• Book review

  • -1 - Against the Day
    • Thomas Pynchon - Against the Day

    • Rating: * * * * * *
    • Publisher: Cape £20
    • Reviewed by Roz Kaveney
    • Posted: Fri Dec 1 2006
  • Reviewing a Thomas Pynchon novel is like sending dispatches from a war zone, or a mathematician’s mind. Something important is going on and we don’t know what it is; a process of understanding continues over the decades, every time we half-remember bits. ‘Just like the Tristero,’ we say about some financial conspiracy, or ‘Just like Rocketman’, and fragments of his books float to the surface of our minds, and we yearn and vow to read the books again, and the mixture of memory and anticipation and concepts starting to cohere makes us smile.

    ‘Against the Day’ takes us back to one of Pynchon’s obsessions, the sense that the disaster of the twentieth century both had to happen and might have been averted. In the obscurer corners of the book, time-travellers endeavour to stop WWI, just as in others, secret agents and occultists at once try to keep the peace and make the worst things inevitable. This is, of Pynchon’s books, the one most clearly in a dialogue with science fiction – giant airships float in its skies and plunge through a hollow earth – as well as with the thriller of intelligence, paranoia and conspiracy.
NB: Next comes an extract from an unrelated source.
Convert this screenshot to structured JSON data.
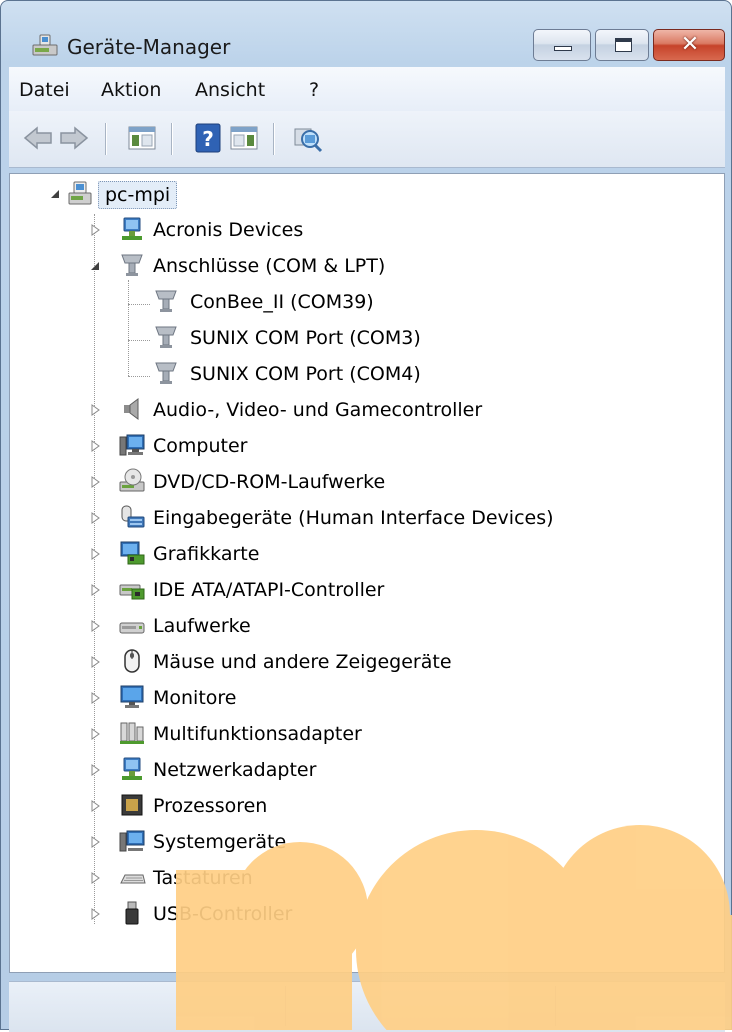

    It is also a book about what went wrong with the idea of America, with an evil capitalist at its core planning to break the working class, and the children of a dead anarchist dynamiter and union organiser variously caught up in his schemes. One of the differences between the early brilliant Pynchon and the more thoughtful later books is his growing feel for the way landscape is destiny – this is a book about badlands, both in the Balkans and the Old West, and how in a sense WWII, and capitalism, and the Tunguska meteorite, all tore into lives and left gorges and ravines and desert, with a few patches of human solidarity and natural beauty in which we can survive. We love those moments of repose, because they are earned: Pynchon is the great modernist writer who most flirts with, but avoids, the sentimental.